DEM'li Başkandan Mezhepçi Eleştiri
.

DEM Parti Eş Genel Başkanı Tülay Hatimoğulları, grup toplantısında yaptığı açıklamalarda yine devlet kurumlarını hedef alan iddialarda bulunurken Suriye hayatını kaybeden kadınları mezhepçi yaklaşımla değerledirdi.
Rojin Kabaiş’in ölümü üzerinden Van Valiliği, Yüzüncü Yıl Üniversitesi ve Emniyet’e yönelik “delil karartma” suçlamaları yönelten Hatimoğulları, kamu kurumlarının yürüttüğü resmi soruşturmayı görmezden geldi.
Hatımoğlulları, pes dedirten açıklamasında: "Vali, rektör, emniyet, bu olayın üzerini örtmek için neden bu kadar çaba sarf ediyorsunuz? Adalet talep eden öğrencilere, basına, gazetecilere bunun haberini yapmasın diye, eylemini ve etkinliğini yapmasın diye neden bu kadar baskı yapıyorsunuz? Kimler korunuyor ve neden korunuyor? Bu sorunun yanıtı derhal verilmelidir." sözleriyle toplumsal bütünlüğü yaralayacak haksız tepkide bulundu.
Suriye'de yaşananları mezhepçi bir yaklaşımla yorumlayan Tülay Hatimoğulları, “Sokakta dolaşan yurttaşlara, insanlara gelişigüzel ateş açıyorlar, evlerini ve dükkanlarını ateşe veriyorlar. 2025’in Mart ayında Suriye’de Alevilere dönük tarihin en büyük Alevi katliamlarından birisi gerçekleşti. Binlerce Alevi katledildi. Kadınlar kaçırıldı. İşkence edildi kadınlara. Köle pazarında satıldı kadınlar. Suriye’de Alevilere dönük olanca hızıyla devam eden bir soykırım var. Ve aynı şekilde Dürzilere ve Hristiyanlara dönük de bir katliam gerçekleşiyor Bizler buna sessiz kalamayız. Hiçbir vicdan, hiçbir yürek buna sessiz kalamaz” dedi.
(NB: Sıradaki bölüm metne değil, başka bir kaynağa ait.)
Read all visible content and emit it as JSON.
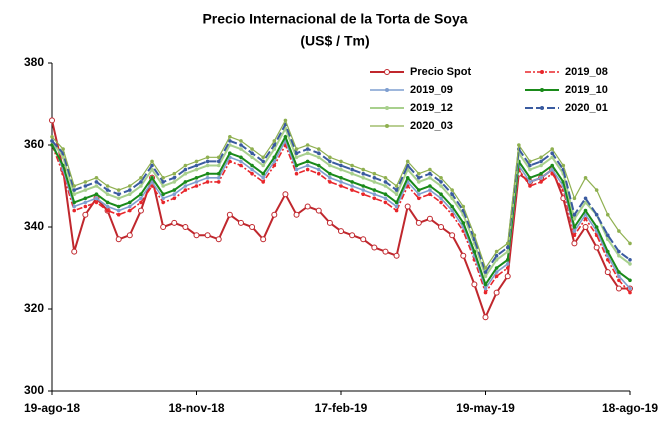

Hatimoğulları’nın konuşmasında, Suriye’deki kadın ölümlerini mezhepsel bir bağlama oturtması ve özellikle Aleviler üzerinden değerlendirme yaparken bölgede hayatını kaybeden binlerce Sünni kadını anmaması da dikkat çekti.
Kurumlar, Rojin dosyasında yürütülen sürecin şeffaf olduğunu belirtirken, Hatimoğulları’nın açıklamalarının kamuoyunu yanlış yönlendirdiği değerlendiriliyor.